The study of 5300 graduate students in the United States and Canada found that 56 per cent of graduate business students admitted to cheating in the past year, with many saying they cheated because they believed it was an accepted practice in business.

Following business students, 54 per cent of graduate engineering students admitted to cheating, as did 50 per cent of physical science students, 49 per cent of medical and health-care students, 45 per cent of law students, 43 per cent of liberal arts students and 39 per cent of social science and humanities students.

“Students have reached the point where they’re making their own rules,” said lead author Donald McCabe, professor of management and global business at New Jersey’s Rutgers University. “They’ll challenge rules that professors have made, because they think they’re stupid, basically, or inappropriate.”

McCabe said it’s likely that more students cheat than admit to it.

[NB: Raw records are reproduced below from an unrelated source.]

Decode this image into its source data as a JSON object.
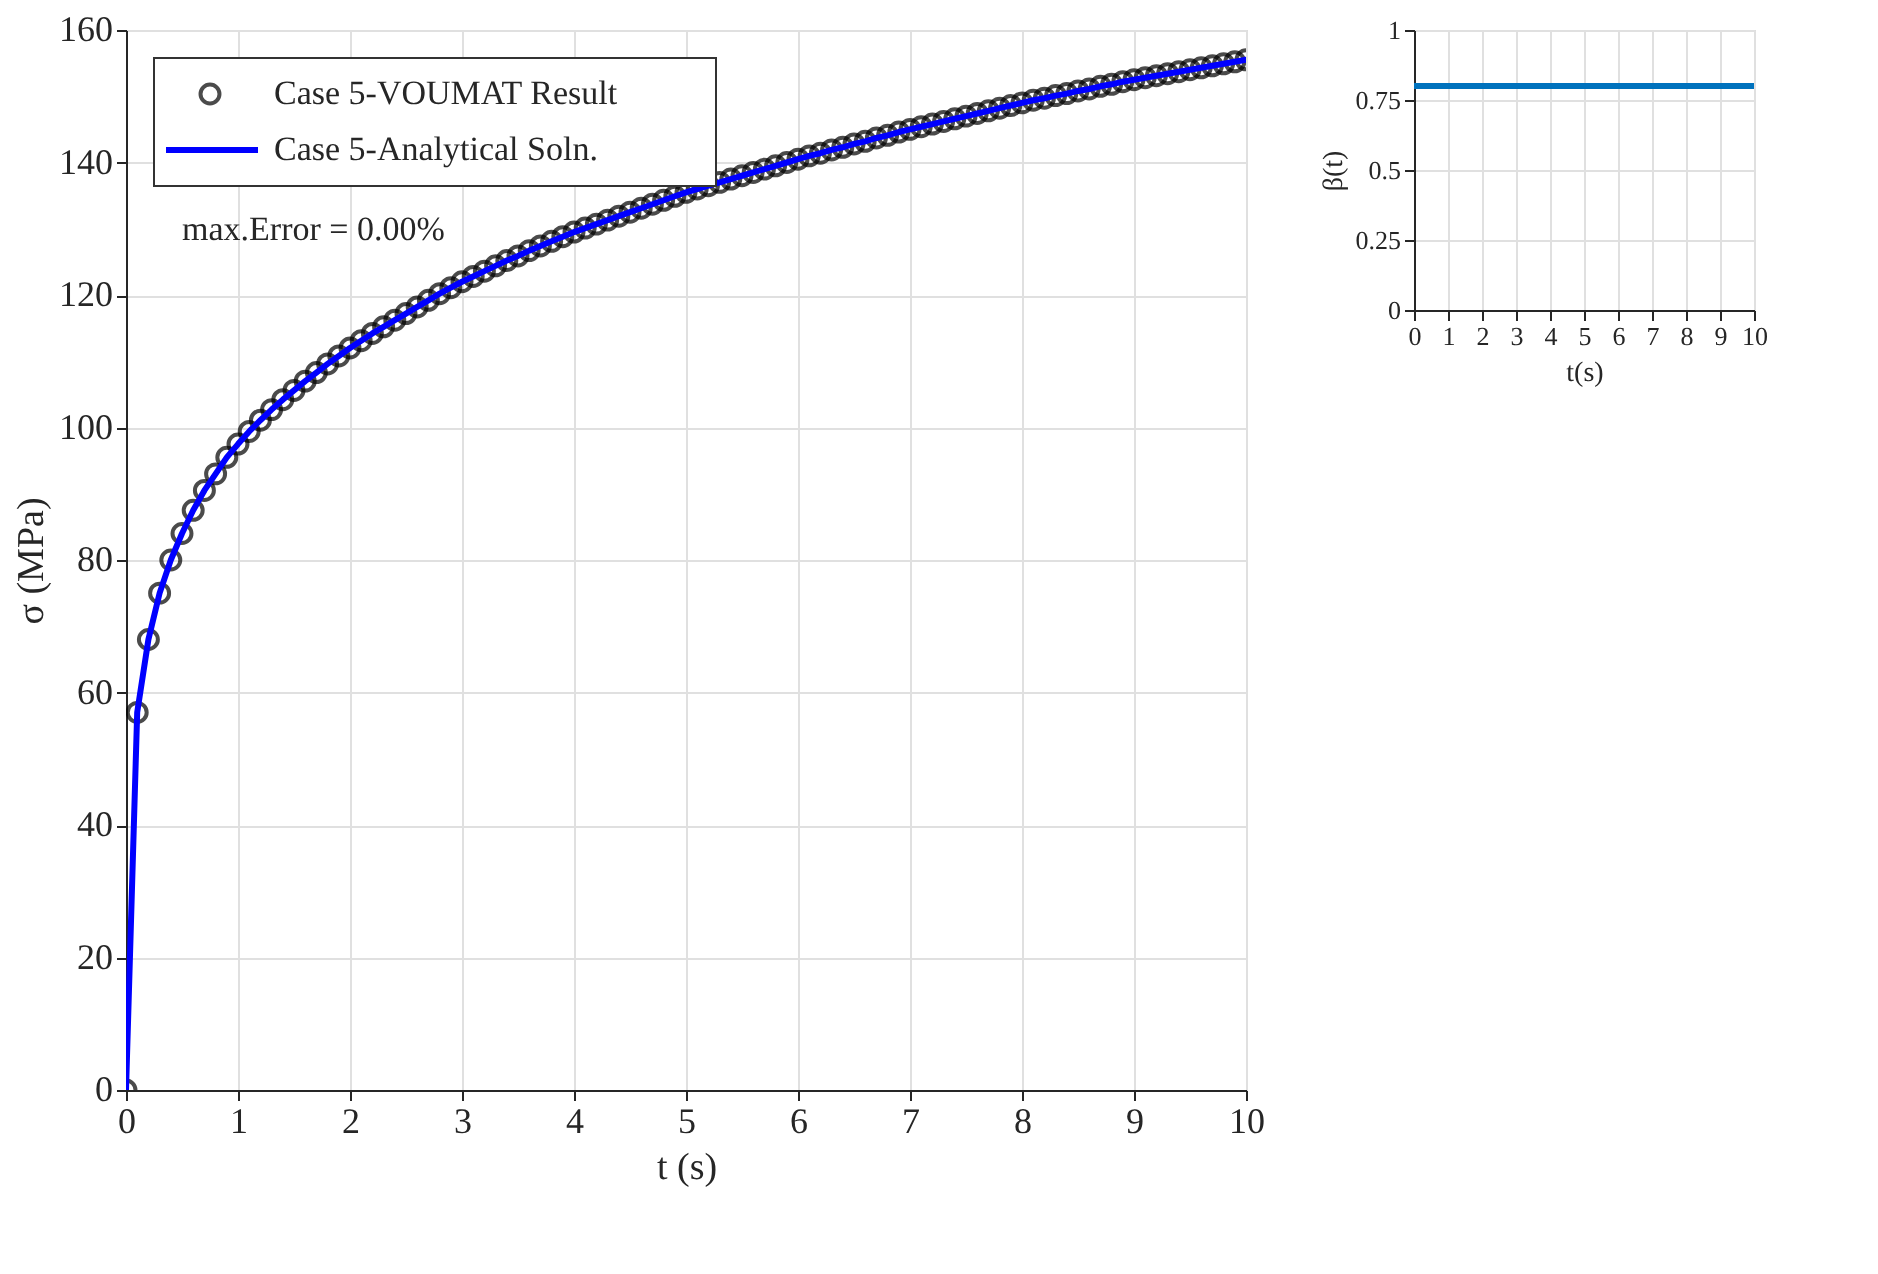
{
  "chart_data": [
    {
      "type": "line",
      "xlabel": "t (s)",
      "ylabel": "σ (MPa)",
      "xlim": [
        0,
        10
      ],
      "ylim": [
        0,
        160
      ],
      "xticks": [
        0,
        1,
        2,
        3,
        4,
        5,
        6,
        7,
        8,
        9,
        10
      ],
      "yticks": [
        0,
        20,
        40,
        60,
        80,
        100,
        120,
        140,
        160
      ],
      "grid": true,
      "legend": "top left",
      "annotations": [
        "max.Error = 0.00%"
      ],
      "x": [
        0,
        0.1,
        0.2,
        0.3,
        0.4,
        0.5,
        0.6,
        0.7,
        0.8,
        0.9,
        1,
        1.1,
        1.2,
        1.3,
        1.4,
        1.5,
        1.6,
        1.7,
        1.8,
        1.9,
        2,
        2.1,
        2.2,
        2.3,
        2.4,
        2.5,
        2.6,
        2.7,
        2.8,
        2.9,
        3,
        3.1,
        3.2,
        3.3,
        3.4,
        3.5,
        3.6,
        3.7,
        3.8,
        3.9,
        4,
        4.1,
        4.2,
        4.3,
        4.4,
        4.5,
        4.6,
        4.7,
        4.8,
        4.9,
        5,
        5.1,
        5.2,
        5.3,
        5.4,
        5.5,
        5.6,
        5.7,
        5.8,
        5.9,
        6,
        6.1,
        6.2,
        6.3,
        6.4,
        6.5,
        6.6,
        6.7,
        6.8,
        6.9,
        7,
        7.1,
        7.2,
        7.3,
        7.4,
        7.5,
        7.6,
        7.7,
        7.8,
        7.9,
        8,
        8.1,
        8.2,
        8.3,
        8.4,
        8.5,
        8.6,
        8.7,
        8.8,
        8.9,
        9,
        9.1,
        9.2,
        9.3,
        9.4,
        9.5,
        9.6,
        9.7,
        9.8,
        9.9,
        10
      ],
      "series": [
        {
          "name": "Case 5-VOUMAT Result",
          "type": "scatter",
          "marker": "circle",
          "color": "#000000",
          "values": [
            0,
            57,
            68,
            75,
            80,
            84,
            87.5,
            90.5,
            93,
            95.5,
            97.5,
            99.4,
            101.1,
            102.7,
            104.2,
            105.6,
            107.0,
            108.3,
            109.6,
            110.8,
            112.0,
            113.1,
            114.2,
            115.2,
            116.2,
            117.2,
            118.2,
            119.2,
            120.2,
            121.1,
            122.0,
            122.8,
            123.6,
            124.4,
            125.2,
            125.9,
            126.7,
            127.4,
            128.1,
            128.8,
            129.5,
            130.1,
            130.7,
            131.3,
            131.9,
            132.5,
            133.1,
            133.7,
            134.3,
            134.9,
            135.5,
            136,
            136.5,
            137,
            137.5,
            138,
            138.5,
            139,
            139.5,
            140,
            140.5,
            141,
            141.4,
            141.9,
            142.3,
            142.8,
            143.2,
            143.7,
            144.1,
            144.6,
            145,
            145.4,
            145.8,
            146.2,
            146.6,
            147,
            147.4,
            147.8,
            148.2,
            148.6,
            149,
            149.4,
            149.7,
            150.1,
            150.4,
            150.8,
            151.1,
            151.5,
            151.8,
            152.2,
            152.5,
            152.8,
            153.1,
            153.4,
            153.7,
            154,
            154.3,
            154.6,
            154.9,
            155.2,
            155.5
          ]
        },
        {
          "name": "Case 5-Analytical Soln.",
          "color": "#0000ff",
          "values": [
            0,
            57,
            68,
            75,
            80,
            84,
            87.5,
            90.5,
            93,
            95.5,
            97.5,
            99.4,
            101.1,
            102.7,
            104.2,
            105.6,
            107.0,
            108.3,
            109.6,
            110.8,
            112.0,
            113.1,
            114.2,
            115.2,
            116.2,
            117.2,
            118.2,
            119.2,
            120.2,
            121.1,
            122.0,
            122.8,
            123.6,
            124.4,
            125.2,
            125.9,
            126.7,
            127.4,
            128.1,
            128.8,
            129.5,
            130.1,
            130.7,
            131.3,
            131.9,
            132.5,
            133.1,
            133.7,
            134.3,
            134.9,
            135.5,
            136,
            136.5,
            137,
            137.5,
            138,
            138.5,
            139,
            139.5,
            140,
            140.5,
            141,
            141.4,
            141.9,
            142.3,
            142.8,
            143.2,
            143.7,
            144.1,
            144.6,
            145,
            145.4,
            145.8,
            146.2,
            146.6,
            147,
            147.4,
            147.8,
            148.2,
            148.6,
            149,
            149.4,
            149.7,
            150.1,
            150.4,
            150.8,
            151.1,
            151.5,
            151.8,
            152.2,
            152.5,
            152.8,
            153.1,
            153.4,
            153.7,
            154,
            154.3,
            154.6,
            154.9,
            155.2,
            155.5
          ]
        }
      ]
    },
    {
      "type": "line",
      "xlabel": "t(s)",
      "ylabel": "β(t)",
      "xlim": [
        0,
        10
      ],
      "ylim": [
        0,
        1
      ],
      "xticks": [
        0,
        1,
        2,
        3,
        4,
        5,
        6,
        7,
        8,
        9,
        10
      ],
      "yticks": [
        0,
        0.25,
        0.5,
        0.75,
        1
      ],
      "grid": true,
      "x": [
        0,
        10
      ],
      "series": [
        {
          "color": "#0072bd",
          "values": [
            0.8,
            0.8
          ]
        }
      ]
    }
  ]
}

The study, published in the September issue of the Academy of Management Learning and Education, defined cheating as including copying the work of other students, plagiarising and bringing prohibited notes into exams.

McCabe said that in their survey comments, business school students described cheating as a necessary measure and the sort of practice they’d likely need to succeed in the professional world.

“The typical comment is that what’s important is getting the job done. How you get it done is less important,” McCabe said. “You’ll have business students saying all I’m doing is emulating the behaviour I’ll need when I get out in the real world.”